Blended realization/t decline 11% YoY; opex/t up 2% YoY

*Consol. revenue/adj. EBITDA/adj. PAT stood at INR85.0b/INR8.9b/INR4.1b (up 5%/down 49%/50% YoY, and up 3%/down 35%/28% vs. our estimate) in 3QFY25. Consol. sales volume rose ~17% YoY to 16.5mt (+5% vs. estimate).

*Realization/t declined 11%/1% YoY/QoQ to INR5,153 (2% below estimate). Opex/t was up 2% YoY (+4% vs. our estimate), led by a 6%/3% increase in variable cost/other expenses. However, freight cost/t declined ~7% YoY. EBITDA/t (adj. for prior period inventive income) declined 56% YoY to INR537 and OPM contracted 10.9pp YoY to ~10%.

*In 9MFY25, revenue was flat YoY, while adj. EBITDA/PAT declined 33%/40%. OPM contracted 6.4pp YoY to ~13% and EBITDA/t was down ~39% YoY to INR674. We estimate revenue to grow ~10% YoY in 4QFY25, while EBITDA/ PAT may decline 29%/20%. We estimate volume growth of ~14% YoY, fueled by inorganic expansions, and EBITDA/t of INR633 vs. INR1,025/INR537 in 4QFY24/3QFY25.

Highlights from the management commentary

*Cement demand is likely to grow ~4-5% in FY25, implying a better demand scenario in 2H vs. 1HFY25, driven by improved consumption, greater demand in the housing and infrastructure segments, and increased government spending.

*Price hikes were implemented in mid-Dec’24 and are expected to positively impact 4QFY25. However, cement prices in the South remain more depressed. The company’s exposure in the South region has increased through inorganic expansions.
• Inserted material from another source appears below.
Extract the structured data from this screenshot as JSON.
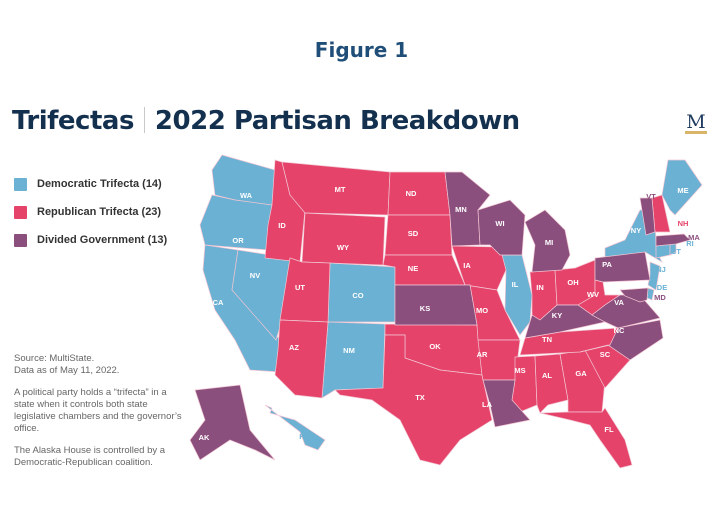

*Kiln fuel costs stood at INR1.66/Kcal vs. INR1.84/INR1.59 YoY/QoQ. The share of AFR in the fuel mix was at ~8% vs. 9.5% in 2QFY25.

Valuation and view

*Adjusted for one-offs, (prior period incentive incomes and reversal of tax provisions/interests), ACEM reported disappointing numbers in 3QFY25. The company’s EBITDA/t was significantly lower than estimates due to weak realizations, as its exposure in the South region increased through inorganic growth, where pricing remains more depressed. Further opex/t was higher due to increased plant maintenance and other overheads related to the integration of newly acquired assets (Sanghi and Penna Cement). However, management has guided for both these assets to show improvement in performance in FY26.

*We reduce our FY25/26/27E EBITDA by 22%/17%/9% due to lower EBITDA/t assumptions. We also reduce our valuation multiple to 18x EV/EBITDA (vs. 20x earlier), a 10% discount to UTCEM. ACEM (consol.) trades at 20x/15x FY26/FY27E EV/EBITDA. We maintain our BUY rating with a revised TP of INR600 (earlier INR750).